Finalmente nuestra Jerusalén interna será destruida definitivamente por Cristo, que ya advirtió a los suyos que no había venido a traer la paz, sino la espada, esa espada del supremo discernimiento que ha de dar el golpe definitivo a la vieja ciudad, tantas veces destruida y reconstruida, para reedificar la Nueva Jerusalén Eterna.
Así han de ser las cosas en el despliegue de sus procesos naturales, y es lamentable, es para llorar de pena el observar, desde la altura espiritual, que la ciudad debe ser destruida una y otra vez, y aplastadas todas las tendencias anímicas que residían y se apoyaban en ella, para llegar al establecimiento de la verdadera ciudad.
Si el ser humano, sobre cuyas espaldas reposan las distintas Jerusalenes, conociera la paz que lo espera; si vislumbrara ese Paraíso que ha de ser su ciudadela psíquica futura, podría levantar en firme y acoger con los brazos abiertos al liberador, en el que ven, por el contrario, al enemigo y ante el que levantan trincheras numantinas, defendiendo a sangre y fuego algo que ha nacido ya con el germen de la destrucción, porque el orden -el ordenamiento- que aquello implicaba, no era el definitivo, sino que representaba tan solo un paso hacia la nueva ciudad eterna.
Esa vieja Jerusalén es destruida una y otra vez porque «no ha conocido el tiempo en que ha sido visitada«, dice Jesús, o sea no se ha impregnado de la luz que la enseñanza crística le aportaba. A lo largo de la crónica sagrada vemos como Jesús entra y sale una y otra vez de Jerusalén, predicando en sus templos, arrojando a los vendedores instalados en él, como lo hará una vez más en el punto siguiente, y sin embargo esas «visitas» le han pasado desapercibidas a la vieja ciudad. Si sus púlpitos han sido abiertos al Maestro, ha sido en virtud del equívoco que suponía creer que era uno de sus predicadores. No sabían verlo como el edificador de la nueva ciudad, sino que lo consideraban como uno de los diseñadores del mundo antiguo.
Así ha sucedido siempre en la sociedad mundana.

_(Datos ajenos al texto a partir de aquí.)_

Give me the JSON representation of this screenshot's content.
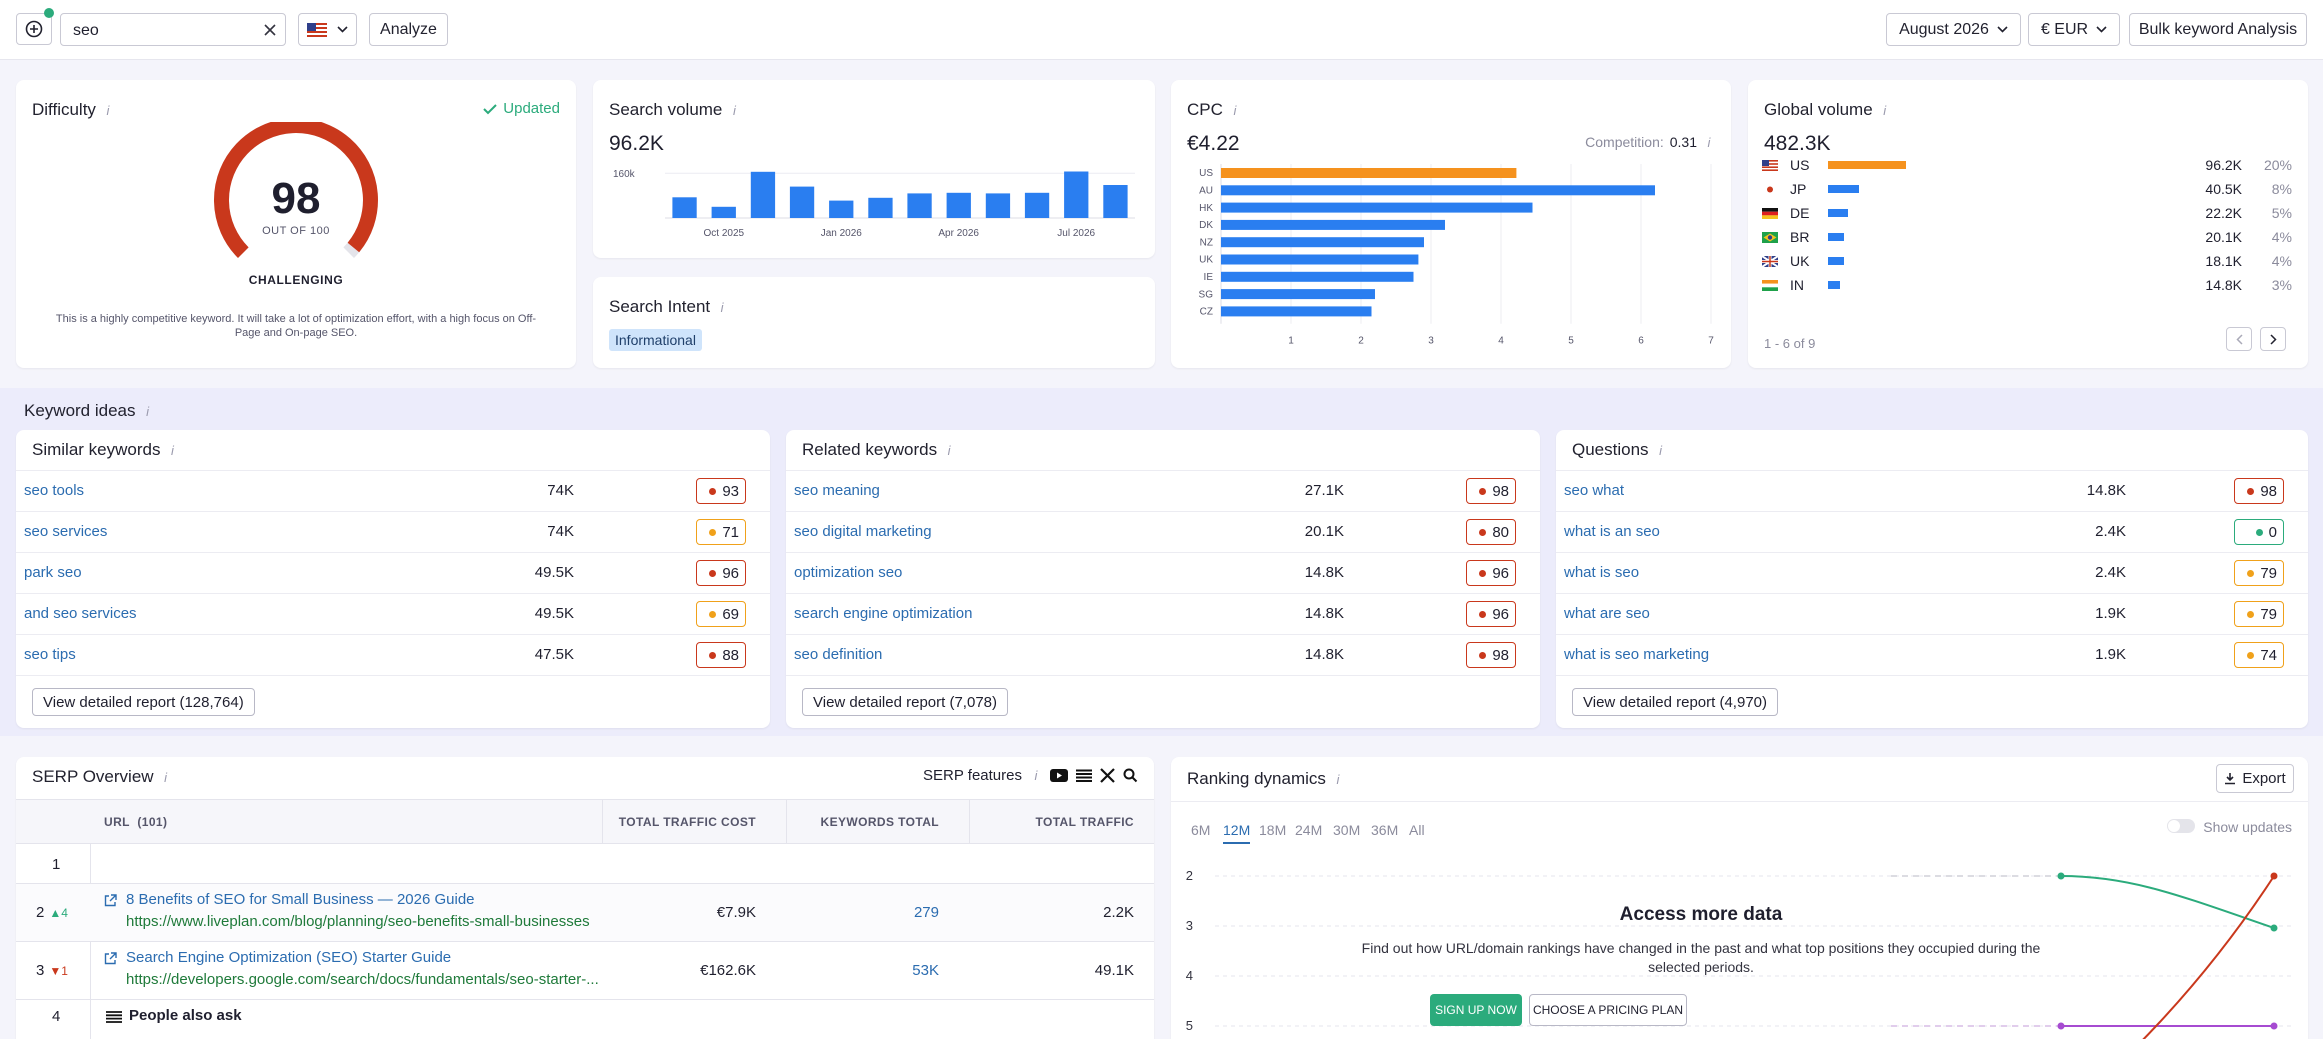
{
  "toolbar": {
    "search_value": "seo",
    "flag_icon": "us-flag-icon",
    "analyze_label": "Analyze",
    "date_label": "August 2026",
    "currency_label": "€ EUR",
    "bulk_label": "Bulk keyword Analysis"
  },
  "difficulty": {
    "title": "Difficulty",
    "updated_label": "Updated",
    "score": "98",
    "score_value": 98,
    "out_of": "OUT OF 100",
    "level": "CHALLENGING",
    "description": "This is a highly competitive keyword. It will take a lot of optimization effort, with a high focus on Off-Page and On-page SEO.",
    "color": "#c9381c"
  },
  "search_volume": {
    "title": "Search volume",
    "value": "96.2K",
    "chart_data": {
      "type": "bar",
      "categories": [
        "Sep 2025",
        "Oct 2025",
        "Nov 2025",
        "Dec 2025",
        "Jan 2026",
        "Feb 2026",
        "Mar 2026",
        "Apr 2026",
        "May 2026",
        "Jun 2026",
        "Jul 2026",
        "Aug 2026"
      ],
      "values": [
        74000,
        40000,
        165000,
        112000,
        62000,
        72000,
        88000,
        90000,
        88000,
        90000,
        166000,
        118000
      ],
      "ytick": "160k",
      "ymax": 200000,
      "xticks": [
        "Oct 2025",
        "Jan 2026",
        "Apr 2026",
        "Jul 2026"
      ],
      "color": "#2a7ef0"
    }
  },
  "search_intent": {
    "title": "Search Intent",
    "tag": "Informational"
  },
  "cpc": {
    "title": "CPC",
    "value": "€4.22",
    "competition_label": "Competition:",
    "competition_value": "0.31",
    "chart_data": {
      "type": "bar",
      "orientation": "horizontal",
      "categories": [
        "US",
        "AU",
        "HK",
        "DK",
        "NZ",
        "UK",
        "IE",
        "SG",
        "CZ"
      ],
      "values": [
        4.22,
        6.2,
        4.45,
        3.2,
        2.9,
        2.82,
        2.75,
        2.2,
        2.15
      ],
      "highlight_color": "#f5921e",
      "color": "#2a7ef0",
      "xticks": [
        "1",
        "2",
        "3",
        "4",
        "5",
        "6",
        "7"
      ],
      "xlim": [
        0,
        7
      ]
    }
  },
  "global_volume": {
    "title": "Global volume",
    "value": "482.3K",
    "pagination": "1 - 6 of 9",
    "rows": [
      {
        "flag": "us-flag-icon",
        "code": "US",
        "volume": "96.2K",
        "share": "20%",
        "share_value": 20,
        "color": "#f5921e"
      },
      {
        "flag": "jp-flag-icon",
        "code": "JP",
        "volume": "40.5K",
        "share": "8%",
        "share_value": 8,
        "color": "#2a7ef0"
      },
      {
        "flag": "de-flag-icon",
        "code": "DE",
        "volume": "22.2K",
        "share": "5%",
        "share_value": 5,
        "color": "#2a7ef0"
      },
      {
        "flag": "br-flag-icon",
        "code": "BR",
        "volume": "20.1K",
        "share": "4%",
        "share_value": 4,
        "color": "#2a7ef0"
      },
      {
        "flag": "uk-flag-icon",
        "code": "UK",
        "volume": "18.1K",
        "share": "4%",
        "share_value": 4,
        "color": "#2a7ef0"
      },
      {
        "flag": "in-flag-icon",
        "code": "IN",
        "volume": "14.8K",
        "share": "3%",
        "share_value": 3,
        "color": "#2a7ef0"
      }
    ]
  },
  "keyword_ideas": {
    "title": "Keyword ideas",
    "similar": {
      "title": "Similar keywords",
      "rows": [
        {
          "kw": "seo tools",
          "vol": "74K",
          "kd": "93",
          "color": "#c9381c"
        },
        {
          "kw": "seo services",
          "vol": "74K",
          "kd": "71",
          "color": "#f0a11a"
        },
        {
          "kw": "park seo",
          "vol": "49.5K",
          "kd": "96",
          "color": "#c9381c"
        },
        {
          "kw": "and seo services",
          "vol": "49.5K",
          "kd": "69",
          "color": "#f0a11a"
        },
        {
          "kw": "seo tips",
          "vol": "47.5K",
          "kd": "88",
          "color": "#c9381c"
        }
      ],
      "report": "View detailed report (128,764)"
    },
    "related": {
      "title": "Related keywords",
      "rows": [
        {
          "kw": "seo meaning",
          "vol": "27.1K",
          "kd": "98",
          "color": "#c9381c"
        },
        {
          "kw": "seo digital marketing",
          "vol": "20.1K",
          "kd": "80",
          "color": "#c9381c"
        },
        {
          "kw": "optimization seo",
          "vol": "14.8K",
          "kd": "96",
          "color": "#c9381c"
        },
        {
          "kw": "search engine optimization",
          "vol": "14.8K",
          "kd": "96",
          "color": "#c9381c"
        },
        {
          "kw": "seo definition",
          "vol": "14.8K",
          "kd": "98",
          "color": "#c9381c"
        }
      ],
      "report": "View detailed report (7,078)"
    },
    "questions": {
      "title": "Questions",
      "rows": [
        {
          "kw": "seo what",
          "vol": "14.8K",
          "kd": "98",
          "color": "#c9381c"
        },
        {
          "kw": "what is an seo",
          "vol": "2.4K",
          "kd": "0",
          "color": "#2bab7c"
        },
        {
          "kw": "what is seo",
          "vol": "2.4K",
          "kd": "79",
          "color": "#f0a11a"
        },
        {
          "kw": "what are seo",
          "vol": "1.9K",
          "kd": "79",
          "color": "#f0a11a"
        },
        {
          "kw": "what is seo marketing",
          "vol": "1.9K",
          "kd": "74",
          "color": "#f0a11a"
        }
      ],
      "report": "View detailed report (4,970)"
    }
  },
  "serp": {
    "title": "SERP Overview",
    "features_label": "SERP features",
    "columns": {
      "url": "URL",
      "url_count": "(101)",
      "cost": "TOTAL TRAFFIC COST",
      "keywords": "KEYWORDS TOTAL",
      "traffic": "TOTAL TRAFFIC"
    },
    "rows": [
      {
        "pos": "1",
        "change": "",
        "title": "",
        "url": "",
        "cost": "",
        "keywords": "",
        "traffic": ""
      },
      {
        "pos": "2",
        "change": "▲4",
        "change_color": "#2bab7c",
        "title": "8 Benefits of SEO for Small Business — 2026 Guide",
        "url": "https://www.liveplan.com/blog/planning/seo-benefits-small-businesses",
        "cost": "€7.9K",
        "keywords": "279",
        "traffic": "2.2K"
      },
      {
        "pos": "3",
        "change": "▼1",
        "change_color": "#c9381c",
        "title": "Search Engine Optimization (SEO) Starter Guide",
        "url": "https://developers.google.com/search/docs/fundamentals/seo-starter-...",
        "cost": "€162.6K",
        "keywords": "53K",
        "traffic": "49.1K"
      },
      {
        "pos": "4",
        "change": "",
        "title": "People also ask",
        "url": "",
        "cost": "",
        "keywords": "",
        "traffic": ""
      }
    ]
  },
  "ranking": {
    "title": "Ranking dynamics",
    "export_label": "Export",
    "tabs": [
      "6M",
      "12M",
      "18M",
      "24M",
      "30M",
      "36M",
      "All"
    ],
    "active_tab": "12M",
    "show_updates": "Show updates",
    "yticks": [
      "2",
      "3",
      "4",
      "5"
    ],
    "access_title": "Access more data",
    "access_text": "Find out how URL/domain rankings have changed in the past and what top positions they occupied during the selected periods.",
    "signup_label": "SIGN UP NOW",
    "pricing_label": "CHOOSE A PRICING PLAN"
  }
}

Cuando aparece un Pitágoras, un Platón, un Descartes, la sociedad recoge de ellos lo que confirma o parece confirmar las ideas reinantes y rechaza lo que no concuerda con ellas, aquello se califica de «rarezas de sabio«, «locuras» que tienen a veces las eminencias.
Jesús visita Jerusalén, pero Jerusalén se queda sin conocerlo, y esto no solo es un hecho histórico, sino que va sucediendo en nuestros días, y ahí tenemos el ejemplo de estos Evangelios que comentamos, con todo su poder edificador de la Nueva Jerusalén eterna, y que sin embargo son «explicados» una y otra vez en nuestros templos sin que los fieles, ni quienes los explican, lleguen a conocerlos. Y la ciudad antigua sigue en pie, sufriendo de vez en cuando el asalto de «enemigos» que la destruyen y edifican una nueva ciudad, que será a su vez destruida cuando llegue su hora. Jesús no ha sido entendido aún, a pesar de habernos visitado.